Al Ramahi is proud to be telling this history. “People are very receptive to it,” he says. “You realise that there is not much information about architecture, especially anything built 20 or 30 years ago, unless it’s a landmark. Some of the things I want to post have no name, no information whatsoever about them.”

In his quest to discover the most interesting architecture in Abu Dhabi, Al Ramahi has unearthed some fascinating stories. Earlier this month, he posted an image of what he describes as the “Asian House” in Al Bateen. “Still one of my top five favourite houses in the city,” Al Ramahi wrote on Instagram. “Any info, please contact us.”

Amazingly, within 10 minutes, the owners of the villa had been in touch with more information about how this delicate, three-tiered home was built. It transpires that the house, which was completed in 1983, was designed after Abdullah Al Fahim, part of one of the oldest and largest family business conglomerates in the region, returned from an official visit to Japan, where he had received a gift based on the Golden Temple in Kyoto.

“The late Sheikh Zayed happened to drive by when the villa was almost completed, and, well, let’s just say homeowners were encouraged to stick to more traditional designs after that,” writes Al Ramahi. “Tourists would stop by and take pictures, and be surprised when the owners would come out in kanduras and jump in the photo.”

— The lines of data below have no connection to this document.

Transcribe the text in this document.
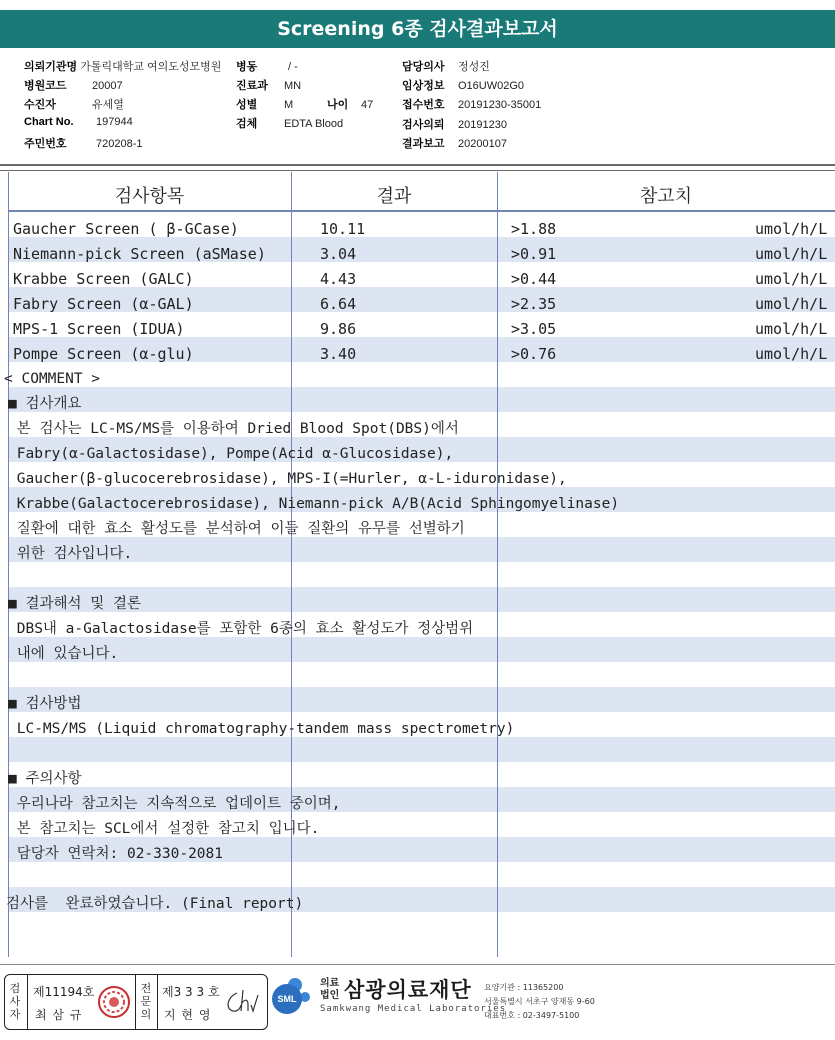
Screening 6종 검사결과보고서
의뢰기관명 가톨릭대학교 여의도성모병원
병원코드 20007
수진자	유세열
Chart No. 197944
주민번호	720208-1
병동	/ -
진료과 MN
성별 M	나이 47
검체 EDTA Blood
담당의사 정성진
임상정보 O16UW02G0
접수번호 20191230-35001
검사의뢰 20191230
결과보고 20200107
검사항목	결과	참고치
Gaucher Screen ( β-GCase)	10.11	>1.88	umol/h/L
Niemann-pick Screen (aSMase)	3.04	>0.91	umol/h/L
Krabbe Screen (GALC)	4.43	>0.44	umol/h/L
Fabry Screen (α-GAL)	6.64	>2.35	umol/h/L
MPS-1 Screen (IDUA)	9.86	>3.05	umol/h/L
Pompe Screen (α-glu)	3.40	>0.76	umol/h/L
< COMMENT >
■ 검사개요
본 검사는 LC-MS/MS를 이용하여 Dried Blood Spot(DBS)에서
Fabry(α-Galactosidase), Pompe(Acid α-Glucosidase),
Gaucher(β-glucocerebrosidase), MPS-I(=Hurler, α-L-iduronidase),
Krabbe(Galactocerebrosidase), Niemann-pick A/B(Acid Sphingomyelinase)
질환에 대한 효소 활성도를 분석하여 이들 질환의 유무를 선별하기
위한 검사입니다.
■ 결과해석 및 결론
DBS내 a-Galactosidase를 포함한 6종의 효소 활성도가 정상범위
내에 있습니다.
■ 검사방법
LC-MS/MS (Liquid chromatography-tandem mass spectrometry)
■ 주의사항
우리나라 참고치는 지속적으로 업데이트 중이며,
본 참고치는 SCL에서 설정한 참고치 입니다.
담당자 연락처: 02-330-2081
검사를  완료하였습니다. (Final report)
검사자
제11194호
최 삼 규
전문의
제3 3 3 호
지 현 영
SML
의료법인 삼광의료재단
Samkwang Medical Laboratories
요양기관 : 11365200
서울특별시 서초구 양재동 9-60
대표번호 : 02-3497-5100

And the good news for the increasing number of Vectors and Stuff fans is that Al Ramahi has no plans to stop mapping Abu Dhabi. “Honestly, every time I go down Hamdan Street or to the Tourist Club area, there’s just a crazy amount of buildings I want to do,” he says. “Coming from a planning and ­architecture background, you have an appreciation for buildings that some people find ugly. They don’t understand the ­significance of these buildings to the city.”